Die Bühne wird beherrscht von der Skulptur eines meterhohen Frauenkopfes, der Gold glänzend aus einer angemessen düster gehalten Umgebung herausragt. Es handelt sich um ein Porträt von Rodericks Schwester Madeleine, überzogen mit den vergoldeten Gesichtshäuten jener Frauen, die Rodericks Arzt und seinem nicht minder dämonischen Butler zum Opfer fielen. Gefangen in diesem kreativen Albtraum, verschlossen durch die Endlosschleifen von Glass‘ Musik, befindet sich William, Jugendfreund und schockierter Besucher von Roderick. Doch das ist nur das Destillat verschiedener Ebenen, die Ritschel andeutet. Wie bei Poe bleibt offen, was real ist und was sich nur im Kopf der Protagonisten abspielt. So sind die grausigen Operationen in einem Hinterraum des drehbaren Riesenkopfes angesiedelt. […]
Was Poe andeutet und Glass durch seine Musik intensiviert, ordnet die Regie in Münster einem cineastischen Horrorszenario unter. […] Die eindringliche Präsenz lässt nicht los und hält die Spannung bis zum Schluss der 90 Minuten langen Inszenierung aufrecht.

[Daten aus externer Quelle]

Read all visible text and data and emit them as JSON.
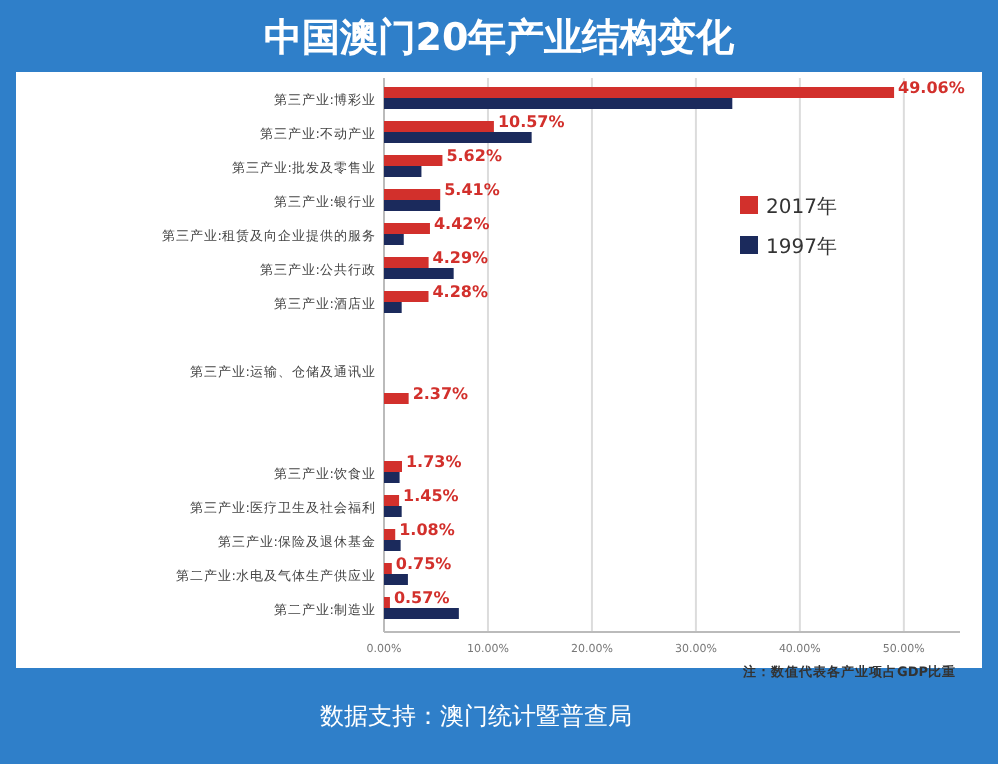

Harald Suerland - Westfälischer Nachrichten
Die Maske des kranken Bruders
Dunkel spiegelnde Wände, geheimnisvolle Lichtleisten, und mittendrin eine riesige goldene Maske, die allerlei Verwandlungsmöglichkeiten in sich birgt: Die Schauwerte der neuen Opernproduktion in Münsters Großem Haus sind, wieder einmal, imposant. Regisseur Sebastian Ritschel hat sich für den „Untergang des Hauses Usher“ ein faszinierendes Bühnenbild geschaffen. Auch die Kostüme stammen von ihm […] Wer auf wohligen Schauer nach der berühmten Erzählung Edgar Allan Poes aus ist, fühlt sich hier gut aufgehoben. […]
Beim großen Schlussapplaus des gleichwohl stimmungsvoll-düsteren Abends durfte sich das ganze Orchester auf die Bühne begeben: Dieses gute Dutzend Musiker hatte zuvor im Graben mit sonorer Intensität die Glass-Partitur zum Glühen gebracht, und Dirigent Stefan Veselka, hier vor allem als überlegener Koordinator gefragt, war den Sängern ein idealer Orientierungsfels in den minimalistischen Klangwogen.